Под знойным небом Аргентины,
Где женщины, как на картине,
Где небо южное так сине, —
Там Джо влюбился в Кло!
 
      Был в гостинице и всеобщий любимец, так называемый «Дядя Гриша – воды тише».
      Это был картавый затертый человек с русой бородкой и синими детскими глазами. Чесучовый пиджак он носил на голом теле, стыдливо запахивал его и всегда дрожал, будто от холода, на самом же деле от перепоя.

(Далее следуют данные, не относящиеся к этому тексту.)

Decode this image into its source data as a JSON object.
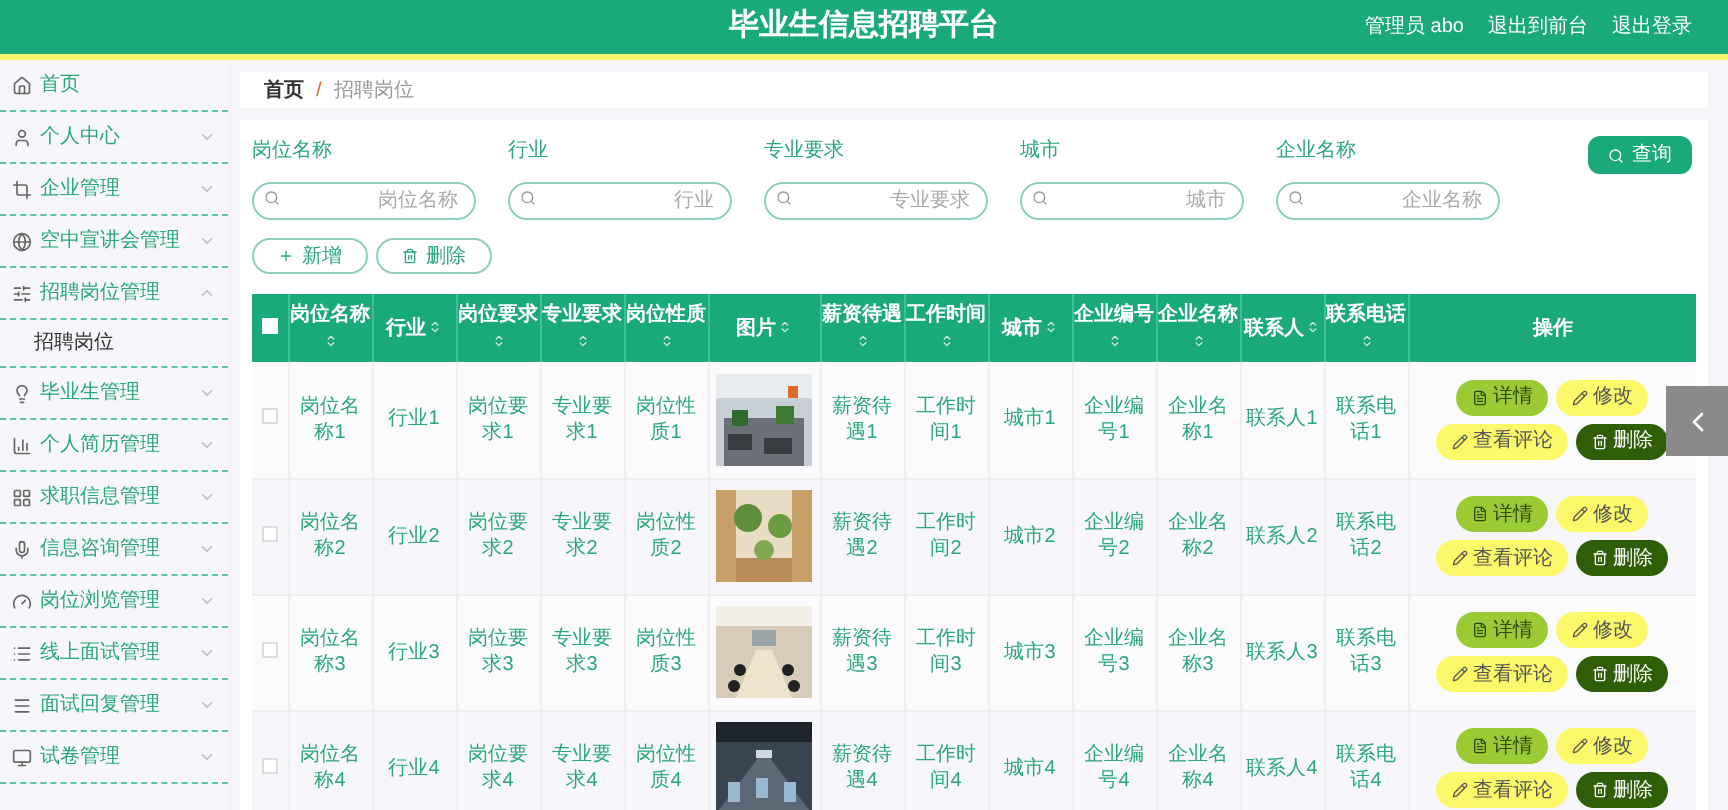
{
  "header": {
    "title": "毕业生信息招聘平台",
    "links": [
      "管理员 abo",
      "退出到前台",
      "退出登录"
    ]
  },
  "sidebar": {
    "items": [
      {
        "label": "首页",
        "kind": "link"
      },
      {
        "label": "个人中心",
        "kind": "menu",
        "expanded": false
      },
      {
        "label": "企业管理",
        "kind": "menu",
        "expanded": false
      },
      {
        "label": "空中宣讲会管理",
        "kind": "menu",
        "expanded": false
      },
      {
        "label": "招聘岗位管理",
        "kind": "menu",
        "expanded": true,
        "children": [
          {
            "label": "招聘岗位"
          }
        ]
      },
      {
        "label": "毕业生管理",
        "kind": "menu",
        "expanded": false
      },
      {
        "label": "个人简历管理",
        "kind": "menu",
        "expanded": false
      },
      {
        "label": "求职信息管理",
        "kind": "menu",
        "expanded": false
      },
      {
        "label": "信息咨询管理",
        "kind": "menu",
        "expanded": false
      },
      {
        "label": "岗位浏览管理",
        "kind": "menu",
        "expanded": false
      },
      {
        "label": "线上面试管理",
        "kind": "menu",
        "expanded": false
      },
      {
        "label": "面试回复管理",
        "kind": "menu",
        "expanded": false
      },
      {
        "label": "试卷管理",
        "kind": "menu",
        "expanded": false
      }
    ]
  },
  "breadcrumb": {
    "items": [
      "首页",
      "招聘岗位"
    ],
    "separator": "/"
  },
  "search": {
    "fields": [
      {
        "label": "岗位名称",
        "placeholder": "岗位名称"
      },
      {
        "label": "行业",
        "placeholder": "行业"
      },
      {
        "label": "专业要求",
        "placeholder": "专业要求"
      },
      {
        "label": "城市",
        "placeholder": "城市"
      },
      {
        "label": "企业名称",
        "placeholder": "企业名称"
      }
    ],
    "button": "查询"
  },
  "actions": [
    {
      "label": "新增",
      "kind": "add"
    },
    {
      "label": "删除",
      "kind": "delete"
    }
  ],
  "table": {
    "select_all_checked": false,
    "columns": [
      {
        "label": "岗位名称",
        "kind": "text"
      },
      {
        "label": "行业",
        "kind": "text"
      },
      {
        "label": "岗位要求",
        "kind": "text"
      },
      {
        "label": "专业要求",
        "kind": "text"
      },
      {
        "label": "岗位性质",
        "kind": "text"
      },
      {
        "label": "图片",
        "kind": "picture"
      },
      {
        "label": "薪资待遇",
        "kind": "text"
      },
      {
        "label": "工作时间",
        "kind": "text"
      },
      {
        "label": "城市",
        "kind": "text"
      },
      {
        "label": "企业编号",
        "kind": "text"
      },
      {
        "label": "企业名称",
        "kind": "text"
      },
      {
        "label": "联系人",
        "kind": "text"
      },
      {
        "label": "联系电话",
        "kind": "text"
      }
    ],
    "actions_header": "操作",
    "rows": [
      {
        "checked": false,
        "values": [
          "岗位名称1",
          "行业1",
          "岗位要求1",
          "专业要求1",
          "岗位性质1",
          "薪资待遇1",
          "工作时间1",
          "城市1",
          "企业编号1",
          "企业名称1",
          "联系人1",
          "联系电话1"
        ],
        "actions": [
          {
            "label": "详情",
            "kind": "detail"
          },
          {
            "label": "修改",
            "kind": "edit"
          },
          {
            "label": "查看评论",
            "kind": "comment"
          },
          {
            "label": "删除",
            "kind": "delete"
          }
        ]
      },
      {
        "checked": false,
        "values": [
          "岗位名称2",
          "行业2",
          "岗位要求2",
          "专业要求2",
          "岗位性质2",
          "薪资待遇2",
          "工作时间2",
          "城市2",
          "企业编号2",
          "企业名称2",
          "联系人2",
          "联系电话2"
        ],
        "actions": [
          {
            "label": "详情",
            "kind": "detail"
          },
          {
            "label": "修改",
            "kind": "edit"
          },
          {
            "label": "查看评论",
            "kind": "comment"
          },
          {
            "label": "删除",
            "kind": "delete"
          }
        ]
      },
      {
        "checked": false,
        "values": [
          "岗位名称3",
          "行业3",
          "岗位要求3",
          "专业要求3",
          "岗位性质3",
          "薪资待遇3",
          "工作时间3",
          "城市3",
          "企业编号3",
          "企业名称3",
          "联系人3",
          "联系电话3"
        ],
        "actions": [
          {
            "label": "详情",
            "kind": "detail"
          },
          {
            "label": "修改",
            "kind": "edit"
          },
          {
            "label": "查看评论",
            "kind": "comment"
          },
          {
            "label": "删除",
            "kind": "delete"
          }
        ]
      },
      {
        "checked": false,
        "values": [
          "岗位名称4",
          "行业4",
          "岗位要求4",
          "专业要求4",
          "岗位性质4",
          "薪资待遇4",
          "工作时间4",
          "城市4",
          "企业编号4",
          "企业名称4",
          "联系人4",
          "联系电话4"
        ],
        "actions": [
          {
            "label": "详情",
            "kind": "detail"
          },
          {
            "label": "修改",
            "kind": "edit"
          },
          {
            "label": "查看评论",
            "kind": "comment"
          },
          {
            "label": "删除",
            "kind": "delete"
          }
        ]
      }
    ]
  }
}
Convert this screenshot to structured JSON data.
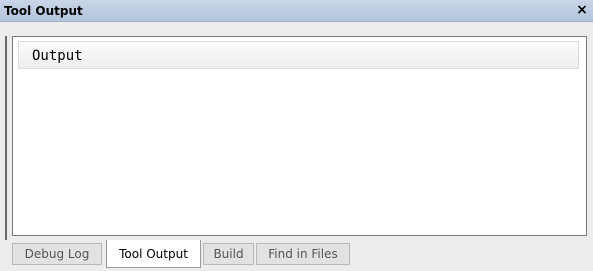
{
  "window": {
    "title": "Tool Output",
    "close_glyph": "×"
  },
  "output": {
    "header": "Output"
  },
  "tabs": [
    {
      "label": "Debug Log",
      "active": false
    },
    {
      "label": "Tool Output",
      "active": true
    },
    {
      "label": "Build",
      "active": false
    },
    {
      "label": "Find in Files",
      "active": false
    }
  ],
  "colors": {
    "titlebar": "#b3c4dc",
    "background": "#ececec",
    "content": "#ffffff"
  }
}
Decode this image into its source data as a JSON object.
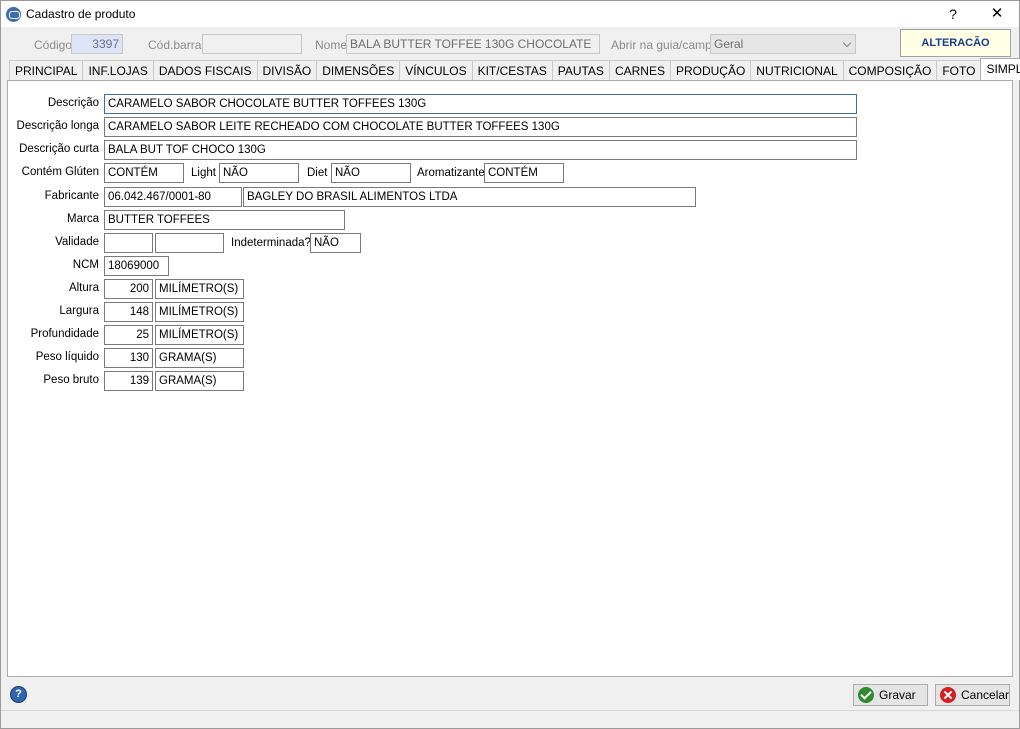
{
  "window": {
    "title": "Cadastro de produto",
    "help_glyph": "?",
    "close_glyph": "✕"
  },
  "header": {
    "codigo_label": "Código",
    "codigo_value": "3397",
    "codbarras_label": "Cód.barras",
    "codbarras_value": "",
    "nome_label": "Nome",
    "nome_value": "BALA BUTTER TOFFEE 130G CHOCOLATE",
    "abrir_label": "Abrir na guia/campo",
    "abrir_value": "Geral",
    "status": "ALTERACÃO"
  },
  "tabs": [
    {
      "label": "PRINCIPAL"
    },
    {
      "label": "INF.LOJAS"
    },
    {
      "label": "DADOS FISCAIS"
    },
    {
      "label": "DIVISÃO"
    },
    {
      "label": "DIMENSÕES"
    },
    {
      "label": "VÍNCULOS"
    },
    {
      "label": "KIT/CESTAS"
    },
    {
      "label": "PAUTAS"
    },
    {
      "label": "CARNES"
    },
    {
      "label": "PRODUÇÃO"
    },
    {
      "label": "NUTRICIONAL"
    },
    {
      "label": "COMPOSIÇÃO"
    },
    {
      "label": "FOTO"
    },
    {
      "label": "SIMPLUS"
    }
  ],
  "form": {
    "descricao_label": "Descrição",
    "descricao_value": "CARAMELO SABOR CHOCOLATE BUTTER TOFFEES 130G",
    "descricao_longa_label": "Descrição longa",
    "descricao_longa_value": "CARAMELO SABOR LEITE RECHEADO COM CHOCOLATE BUTTER TOFFEES 130G",
    "descricao_curta_label": "Descrição curta",
    "descricao_curta_value": "BALA BUT TOF CHOCO 130G",
    "gluten_label": "Contém Glúten",
    "gluten_value": "CONTÉM",
    "light_label": "Light",
    "light_value": "NÃO",
    "diet_label": "Diet",
    "diet_value": "NÃO",
    "aromatizante_label": "Aromatizante",
    "aromatizante_value": "CONTÉM",
    "fabricante_label": "Fabricante",
    "fabricante_cnpj": "06.042.467/0001-80",
    "fabricante_nome": "BAGLEY DO BRASIL ALIMENTOS LTDA",
    "marca_label": "Marca",
    "marca_value": "BUTTER TOFFEES",
    "validade_label": "Validade",
    "validade_value1": "",
    "validade_value2": "",
    "indeterminada_label": "Indeterminada?",
    "indeterminada_value": "NÃO",
    "ncm_label": "NCM",
    "ncm_value": "18069000",
    "altura_label": "Altura",
    "altura_value": "200",
    "altura_unit": "MILÍMETRO(S)",
    "largura_label": "Largura",
    "largura_value": "148",
    "largura_unit": "MILÍMETRO(S)",
    "profundidade_label": "Profundidade",
    "profundidade_value": "25",
    "profundidade_unit": "MILÍMETRO(S)",
    "peso_liquido_label": "Peso líquido",
    "peso_liquido_value": "130",
    "peso_liquido_unit": "GRAMA(S)",
    "peso_bruto_label": "Peso bruto",
    "peso_bruto_value": "139",
    "peso_bruto_unit": "GRAMA(S)"
  },
  "footer": {
    "help_glyph": "?",
    "gravar_label": "Gravar",
    "cancelar_label": "Cancelar"
  }
}
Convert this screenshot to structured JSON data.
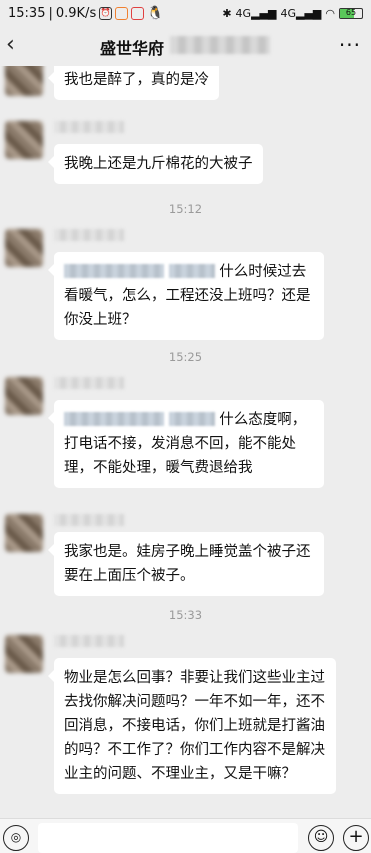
{
  "status_bar": {
    "time": "15:35",
    "network_speed": "0.9K/s",
    "signal1": "4G",
    "signal2": "4G",
    "battery": "65"
  },
  "header": {
    "title": "盛世华府",
    "back_icon": "‹",
    "more_icon": "···"
  },
  "messages": [
    {
      "text": "我也是醉了，真的是冷"
    },
    {
      "text": "我晚上还是九斤棉花的大被子"
    },
    {
      "timestamp": "15:12"
    },
    {
      "text_after_mention": "什么时候",
      "text_rest": "过去看暖气，怎么，工程还没上班吗？还是你没上班？"
    },
    {
      "timestamp": "15:25"
    },
    {
      "text_after_mention": "什么态度",
      "text_rest": "啊，打电话不接，发消息不回，能不能处理，不能处理，暖气费退给我"
    },
    {
      "text": "我家也是。娃房子晚上睡觉盖个被子还要在上面压个被子。"
    },
    {
      "timestamp": "15:33"
    },
    {
      "text": "物业是怎么回事？非要让我们这些业主过去找你解决问题吗？一年不如一年，还不回消息，不接电话，你们上班就是打酱油的吗？不工作了？你们工作内容不是解决业主的问题、不理业主，又是干嘛？"
    }
  ],
  "input_bar": {
    "voice_icon": "voice-icon",
    "emoji_icon": "emoji-icon",
    "plus_icon": "plus-icon"
  }
}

      Рассказывали, что дядя Гриша – сын сенатора из Петербурга, окончил Лицей, промотал огромное состояние в Париже, потом был тапером в кино (по-тогдашнему «иллюзионе»), а теперь живет за счет человеческой жалости и перехватывает рубль или два на вечеринках в качестве непревзойденного игрока на гитаре и певца жестоких романсов.
      Дядя Гриша был так несчастен, что даже владелец гостиницы, тучный господин в котелке, во вздернутых клетчатых брючках, пожалел его и дал ему работу – кипятить в кубе воду для чая. За это дядя Гриша жил бесплатно в комнатке, где стоял этот куб.
      Тесная его комнатка была своего рода гостиничным клубом. Там собирались «вечные постояльцы», играли в подкидного дурака, в домино, гадали, обсуждали все происшествия, а девушки штопали чулки, шили и гладили.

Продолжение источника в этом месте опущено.